I use a commercial professional multitrack audio mixing package called Mixbus (derived from Ardour, but with specialized DSP for the summing and for plugins; the portion derived from Ardour is open source, the DSP plugin code is closed source, and thanks to the plugin API is not a 'derived work' since it would be usable from any plugin host.....). This is the way Mixbus is bundled, with all deps prebuilt and stashed away in the proper /opt tree.
Now, as to 'updates' specifically, yes, this puts it on the developer of the package to make sure updates that are necessary are actually applied. OpenSSL, for instance; although, I wouldn't think Openshot would use that one (Mixbus doesn't; in fact I'm not sure how it could be remotely exploited at all).
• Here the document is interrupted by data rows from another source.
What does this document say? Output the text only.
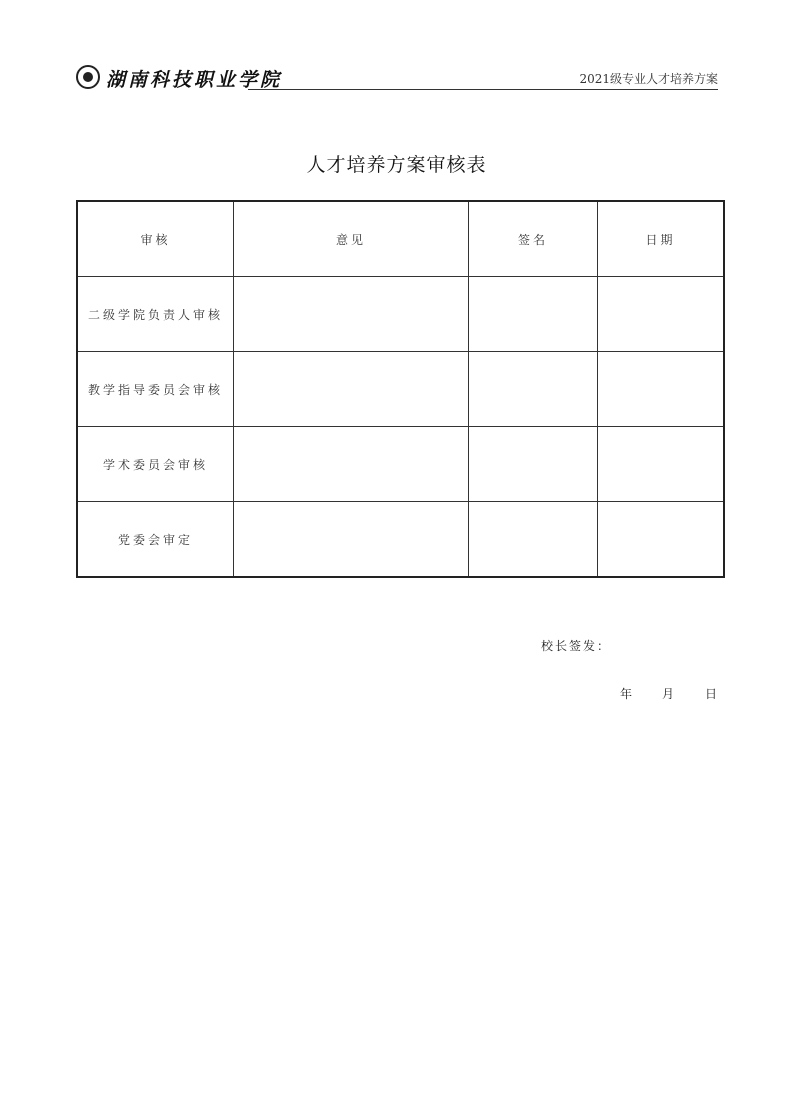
湖南科技职业学院	2021级专业人才培养方案
人才培养方案审核表
审核	意见	签名	日期
二级学院负责人审核			
教学指导委员会审核			
学术委员会审核			
党委会审定			
校长签发：
年 月	日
So for certain things the 'bundled app' makes sense; for a server process it would not.
Mixbus works very well on CentOS 7; I use it every week for longform broadcast production and mixdown, and just running the Harrison Consoles installer script 'Just Worked' as it was supposed to (if it doesn't the Mixbus devs get a message from me.....).
Further, the official Ardour.org Ardour packages for Linux are similar bundles; at one time if you built it from source using the system libraries you were not guaranteed support or that it would even work. You run the installer script, and it just works on pretty much any modern Linux. All files, libraries, etc for all dependencies are loaded into the appropriate /opt tree (example:
[lowen@localhost ~]$ ls -d /opt/M* /opt/Mixbus-2.5_14392 /opt/Mixbus-3.1.66.uninstall.sh /opt/Mixbus-2.5_14392.uninstall.sh /opt/Mixbus-3.2.22 /opt/Mixbus-3.1.66 /opt/Mixbus-3.2.22.uninstall.sh [lowen@localhost ~]$ du -h --max-depth=1 /opt/Mixbus-3.2.22 104M /opt/Mixbus-3.2.22/bin 212K /opt/Mixbus-3.2.22/etc 132M /opt/Mixbus-3.2.22/lib 17M /opt/Mixbus-3.2.22/share 252M /opt/Mixbus-3.2.22 [lowen@localhost ~]$
Note that multiple versions at a time are fully supported, and the uninstaller is ready (and able) to run at any time. In fact, the installation script asks you one by one if you want to uninstall any of the prior versions. As you can see, I currently have three versions installed side-by-side. The installer script is in the open source portion of the program, available through the Ardour git.
It does take more disk space to do this.
And while I have always been a big fan of RPM and of always using the repos for things, I have to say that there are many things RPM packages do not do well for the most part.